PASADENA, Calif. — A pair of NASA spacecraft tumbled out of orbit around the moon and crashed back-to-back into the surface on Monday, ending a mission that peered into the lunar interior.
Engineers commanded the twin spacecraft, Ebb and Flow, to fire their engines and burn their remaining fuel. Ebb plunged first, slamming into a mountain near the moon’s north pole. Its twin, Flow, followed about a half minute later and aimed for the same target.
By design, the final resting place was far away from the Apollo landing sites and other historical spots on the moon.
Since the crash site was in darkness, the final act was not visible from earth. The Lunar Reconnaissance Orbiter circling the moon will pass over the mountain and attempt to photograph the skid marks left by the washing machine-sized spacecraft as they hit the surface at 3,800 miles per hour.

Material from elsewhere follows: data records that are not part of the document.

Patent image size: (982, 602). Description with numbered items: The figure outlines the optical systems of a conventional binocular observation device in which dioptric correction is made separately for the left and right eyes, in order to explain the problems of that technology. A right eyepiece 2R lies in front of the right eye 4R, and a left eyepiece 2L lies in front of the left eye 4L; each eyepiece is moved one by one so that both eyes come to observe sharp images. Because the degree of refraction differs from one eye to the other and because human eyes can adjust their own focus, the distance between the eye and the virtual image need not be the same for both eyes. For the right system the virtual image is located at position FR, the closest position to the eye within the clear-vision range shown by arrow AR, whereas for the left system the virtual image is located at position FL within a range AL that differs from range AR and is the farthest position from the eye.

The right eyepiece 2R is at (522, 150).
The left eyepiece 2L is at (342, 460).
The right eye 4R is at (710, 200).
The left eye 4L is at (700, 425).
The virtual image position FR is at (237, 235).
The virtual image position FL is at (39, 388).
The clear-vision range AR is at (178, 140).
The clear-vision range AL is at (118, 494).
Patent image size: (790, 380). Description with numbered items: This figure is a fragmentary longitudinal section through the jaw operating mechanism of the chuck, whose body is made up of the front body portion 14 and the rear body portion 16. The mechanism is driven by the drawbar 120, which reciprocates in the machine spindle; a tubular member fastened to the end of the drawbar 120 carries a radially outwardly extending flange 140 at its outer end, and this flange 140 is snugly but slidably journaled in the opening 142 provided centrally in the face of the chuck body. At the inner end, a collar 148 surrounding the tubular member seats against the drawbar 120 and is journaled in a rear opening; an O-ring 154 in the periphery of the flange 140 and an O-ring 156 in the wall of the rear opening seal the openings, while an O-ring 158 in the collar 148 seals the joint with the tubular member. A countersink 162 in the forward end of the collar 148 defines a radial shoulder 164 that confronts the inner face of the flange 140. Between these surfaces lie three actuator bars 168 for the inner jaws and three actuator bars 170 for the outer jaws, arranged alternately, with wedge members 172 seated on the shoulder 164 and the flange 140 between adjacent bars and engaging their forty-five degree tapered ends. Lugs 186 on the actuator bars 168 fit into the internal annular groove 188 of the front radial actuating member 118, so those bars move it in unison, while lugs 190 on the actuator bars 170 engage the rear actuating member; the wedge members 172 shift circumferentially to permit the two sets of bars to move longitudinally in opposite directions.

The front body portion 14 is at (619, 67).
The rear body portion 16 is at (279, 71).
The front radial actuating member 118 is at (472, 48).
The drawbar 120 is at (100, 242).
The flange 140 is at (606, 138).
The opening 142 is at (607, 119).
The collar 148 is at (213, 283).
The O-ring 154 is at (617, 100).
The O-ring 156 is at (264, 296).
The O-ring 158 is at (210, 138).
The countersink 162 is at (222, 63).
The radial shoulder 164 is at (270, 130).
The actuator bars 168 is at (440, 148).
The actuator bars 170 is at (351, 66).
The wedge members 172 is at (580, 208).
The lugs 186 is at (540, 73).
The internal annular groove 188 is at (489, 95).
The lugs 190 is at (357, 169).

After rocketing off the launch pad in September 2011, Ebb and Flow took a roundabout journey to the moon, arriving over the New Year’s holiday on a gravity-mapping mission.
Ebb and Flow focused exclusively on measuring the moon’s lumpy gravity field in a bid to learn more about its interior and early history. The mission was led by scientists from the Massachusetts Institute of Technology. After flying in formation for months, the spacecraft produced the most detailed gravity maps of any body in the solar system.
Secrets long held by the moon are spilling out. Ebb and Flow discovered that the lunar crust is much thinner than scientists had imagined. And it was severely battered by asteroids and comets in the early years of the solar system — more than previously realized.
Data so far also appeared to quash the theory that the earth once had two moons that collided and melded into the one we see today.
Scientists expect to sift through data from the $487 million mission for years.